The Way We WereIt was back in the 50’s in Redhill. Surrey and for six years I used to go out with the girl next door, I lived at number 7 she lived at number 5. She told me her name was Evie, Evie Widden and I had absolutely no reason to disbelieve her.
She was always clad in a thick fair Isle jumper and a duffel coat and sometimes a beanie, I wondered sometimes if she went to bed dressed like that which gave rise to lingering doubts if it were possible I had been keeping company with a young man for six years which in retrospect could account for her parents apparent unease whenever I came to collect their teenager no doubt wondering why I wanted to take their son out to the movies or to go for a walk over the common, confirming the unease was nothing to do with my non-existent roué reputation with opposite sex. The mistake was highly possible as there was none of THAT thank you very much.
Times have indeed changed. We live in a Rainbow world, societally and sexually. In the 50’s one might have spoken about free love. I was led to believe there was a lot of it being thrown about but certainly not in my direction nor had I had ever been invited to partake group-wise, but in any case it was definitely not the delights of the flesh shared equally by Evie and myself…… or Nathan if that was his/her name.
Sodom and Gomorrah was talked about incessantly from the pulpit on Sundays by Pastor Dickie but certainly none of my friends were physically Sodoming OR Gomorrahring anyone or anything even in the privacy of their own home, well not that I was aware of. Aids were certainly discussed and these supports I speak of were a boon for people with a limp or whose eye sight was failing or who were going deaf.
Now about Marriage. Evie or Nathan did bring it up once but I could not have afforded to keep a pet Rabbit or a Hamster on my wages let alone a wife or partner so it was a non- issue. If I were to fast forward, well the figure I would like to fast forward from I would keep to myself if you dont mind.
It would now be acceptable for me to ask Nathans parents if I could marry their son. No questions would be asked as who was going to do what to who and how.
It was tacit thing if you understand me, like you know instinctively what to do when you get on a bike, does that make any sense?
Today Homothingy is not only acceptable but actively encouraged. Personally I think it is a total waste of time and a waste of effort for the male’s reproductive thingy and in the case of the Ladies a criminal disregard for the purpose of her eggs.
There are clubs, street parades; queer Police Associations, perplexing Politicians in Westminster pushing for their inclusiveness in all aspects of life, and queer representatives pushing for the age of consent for boys be dropped to thirteen or is it nine? They even have their own Rainbow flag.
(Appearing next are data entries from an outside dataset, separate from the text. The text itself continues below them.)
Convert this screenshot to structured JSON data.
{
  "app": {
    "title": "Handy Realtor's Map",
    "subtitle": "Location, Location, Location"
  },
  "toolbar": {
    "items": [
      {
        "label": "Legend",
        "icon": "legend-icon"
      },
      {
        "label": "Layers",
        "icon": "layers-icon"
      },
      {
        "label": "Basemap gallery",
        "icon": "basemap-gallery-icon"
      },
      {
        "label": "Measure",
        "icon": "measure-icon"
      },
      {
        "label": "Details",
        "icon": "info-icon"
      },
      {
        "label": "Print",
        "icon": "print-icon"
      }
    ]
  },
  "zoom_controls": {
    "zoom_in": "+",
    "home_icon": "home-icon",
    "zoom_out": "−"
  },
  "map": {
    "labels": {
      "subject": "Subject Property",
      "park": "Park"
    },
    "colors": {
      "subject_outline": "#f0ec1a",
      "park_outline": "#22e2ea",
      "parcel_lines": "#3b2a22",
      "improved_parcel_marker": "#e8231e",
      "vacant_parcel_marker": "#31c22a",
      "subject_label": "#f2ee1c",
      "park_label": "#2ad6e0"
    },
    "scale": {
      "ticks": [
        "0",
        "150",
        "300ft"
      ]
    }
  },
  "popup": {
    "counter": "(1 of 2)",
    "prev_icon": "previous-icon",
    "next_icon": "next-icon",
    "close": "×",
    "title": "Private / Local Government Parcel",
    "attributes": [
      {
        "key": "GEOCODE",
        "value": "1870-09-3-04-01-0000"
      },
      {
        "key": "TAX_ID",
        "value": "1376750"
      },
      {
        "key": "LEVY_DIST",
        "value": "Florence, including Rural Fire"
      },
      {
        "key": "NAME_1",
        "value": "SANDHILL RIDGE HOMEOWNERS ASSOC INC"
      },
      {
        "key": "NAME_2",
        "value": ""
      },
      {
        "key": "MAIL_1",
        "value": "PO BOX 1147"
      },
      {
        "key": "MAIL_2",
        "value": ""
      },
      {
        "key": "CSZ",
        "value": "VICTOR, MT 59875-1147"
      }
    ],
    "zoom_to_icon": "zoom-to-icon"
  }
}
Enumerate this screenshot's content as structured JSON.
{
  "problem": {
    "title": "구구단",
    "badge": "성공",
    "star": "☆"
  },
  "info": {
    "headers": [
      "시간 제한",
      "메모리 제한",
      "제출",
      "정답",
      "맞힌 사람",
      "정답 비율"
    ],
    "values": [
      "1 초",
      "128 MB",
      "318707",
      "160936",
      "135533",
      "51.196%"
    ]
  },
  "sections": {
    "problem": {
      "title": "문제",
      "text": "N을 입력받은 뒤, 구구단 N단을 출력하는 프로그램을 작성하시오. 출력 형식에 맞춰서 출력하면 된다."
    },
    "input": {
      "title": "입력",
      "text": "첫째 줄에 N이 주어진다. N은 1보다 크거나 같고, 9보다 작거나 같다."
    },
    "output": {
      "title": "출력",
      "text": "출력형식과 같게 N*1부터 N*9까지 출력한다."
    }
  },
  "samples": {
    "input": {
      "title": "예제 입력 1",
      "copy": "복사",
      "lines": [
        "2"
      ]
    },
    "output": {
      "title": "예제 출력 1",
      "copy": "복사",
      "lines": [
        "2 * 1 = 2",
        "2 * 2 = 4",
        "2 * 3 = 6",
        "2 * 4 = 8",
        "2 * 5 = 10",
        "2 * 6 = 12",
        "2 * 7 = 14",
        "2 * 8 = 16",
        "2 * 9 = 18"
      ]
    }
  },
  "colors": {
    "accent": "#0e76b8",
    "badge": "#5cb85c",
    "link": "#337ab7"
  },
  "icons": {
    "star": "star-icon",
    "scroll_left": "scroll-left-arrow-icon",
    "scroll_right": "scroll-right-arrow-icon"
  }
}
Call someone a Queer and you could end up in an Austrian jail for a hate crime and possibly water-boarded by the jailors for a bit of light relief.
Today being straight could put one at a distinct disadvantage, similar to being white and applying for social housing or a free university place. So where are we heading I hear you ask?
Is there a limit, alternatively is there no limit? There were limits years ago. I remember them and Evie…. or whatever he/she was and I respected them. Cougars for instance I knew as Puma-like animals that roamed the plains of America not mature ladies who walked in the shadows of the streets of Droitwich or Crawley or advertised on dating sites on the Internet.
I thirst for the good ‘ole days when I could refer to the Nigger in the Woodpile or ask the shopkeeper if she stocked Gollywogs and no-one would be offended. I suppose because in those days people from Third World, that’s from North Africa and beyond were not living in my country telling me what I could and could not say and worse still our politicians agreeing with them.
So in 100 years in the future what will our society look like? I could be living in a reserve, like a living Museum and black people can come and look at me and take photos and throw bits of bread at me like I was an endangered species like a Panda. Or Vicky Verky my descendants could be wearing beards and wailing like Banshees from Minarets dotted around my country.
Well anything is possible. There might be no such thing as an age of consent not if my bearded friends have anything to do with it, and the Anglo Saxon people’s history will consigned to dusty tomes in a Museum. Two comments by our moralistic past leaders:
David Cameron …’’I am proud of what this government has done on equal marriage”
Nick Clegg…………”Now is the time to make history and celebrate the arrival of equal marriage”
Well Cleggie have I got news for you. It is not equal because for starters the male reproductive ensemble in a traditional marriage is not put to the same use as in a homosexual marriage. No it is NOT equal or the same, but it just garners you both a few more votes.
His wife called him a Paedophile. He replied “that is a pretty big word for a 9 year old”.